Zweiter Hauptdarsteller im Jahnsportpark neben Brähmer war der legendäre Promoter Don King, der Glanz nach Neubrandenburg brachte und die Gastgeber ärgerte. Der 82-jährige Box-Pate mit der Starkstrom-Frisur, mit Schmuck behangen wie ein reichlich geschmückter Christbaum, wollte mit seinem Boxer partout nicht als Erster in den Ring kommen, wie es im Regelmeeting besprochen worden war. Dadurch verzögerte sich der live übertragene Kampf um rund 15 Minuten. „Kindergarten“, nannte Brähmer das Hickhack um den Einmarsch der Gladiatoren.
Vorwürfe ließen den Exzentriker King, seit rund 50 Jahren im Geschäft, kalt. Er sortierte bei der nächtlichen Pressekonferenz seine mitgebrachten Fähnchen aus aller Herren Länder und saugte und kaute genüsslich an einer dicken Havanna-Zigarre – ohne sie je anzuzünden.

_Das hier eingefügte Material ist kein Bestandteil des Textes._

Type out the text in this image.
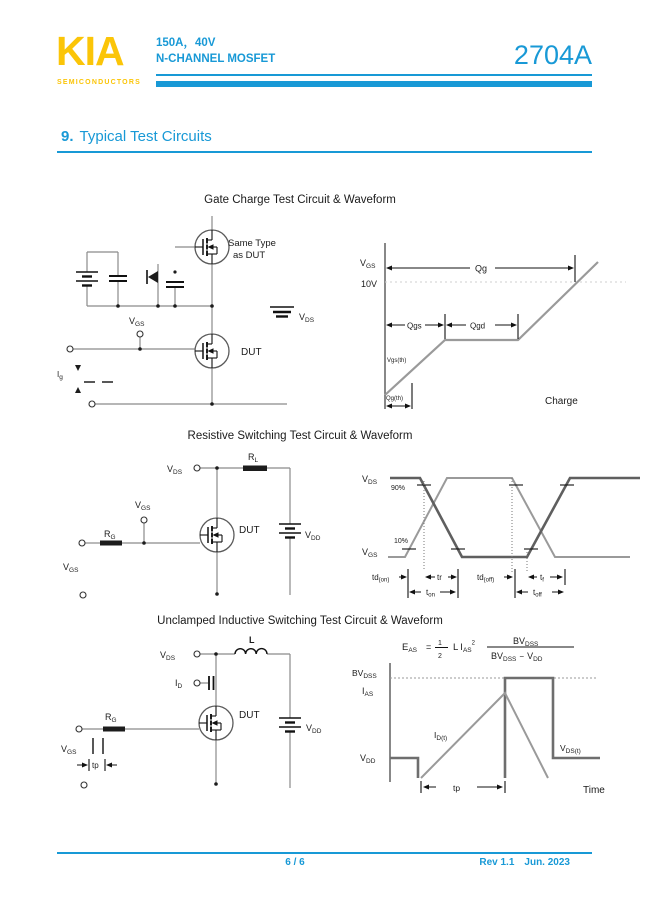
KIA
SEMICONDUCTORS
150A，40V
N-CHANNEL MOSFET	2704A
9. Typical Test Circuits
Gate Charge Test Circuit & Waveform
Same Type
as DUT
$V_{GS}$
$V_{DS}$
DUT
$I_g$
$V_{GS}$
10V
Qg
Qgs	Qgd
Vgs(th)
Qg(th)	Charge
Resistive Switching Test Circuit & Waveform
$V_{DS}$
$R_L$
$V_{GS}$
$R_G$
DUT	$V_{DD}$
$V_{GS}$
$V_{DS}$
$V_{GS}$
90%
10%
td(on)	tr	td(off)	tf
ton	toff
Unclamped Inductive Switching Test Circuit & Waveform
$V_{DS}$
L
$I_D$
$R_G$	DUT
$V_{DD}$
$V_{GS}$
tp
$E_{AS} = 1$
2
L $I_{AS}^2$	$BV_{DSS}$
$BV_{DSS} - V_{DD}$
$BV_{DSS}$
$I_{AS}$
$V_{DD}$
$I_{D(t)}$
$V_{DS(t)}$
tp	Time
6 / 6	Rev 1.1 Jun. 2023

Der TV-Quote hat es keinen Abbruch getan. Im Gegenteil. Den Brähmer-Kampf sahen 2,97 Millionen Zuschauer mit einem Marktanteil, der so hoch war wie im ZDF „Wetten dass...?“: 23,1 Prozent. Auch den Kampf des Hamburgers Jack Culcay sahen 2,71 Millionen Gucker. Der 28-Jährige schlug im Halbmittelgewicht Dieudonne Belinga (Frankreich) nach Punkten und verteidigte den WBA Intercontinental Titel.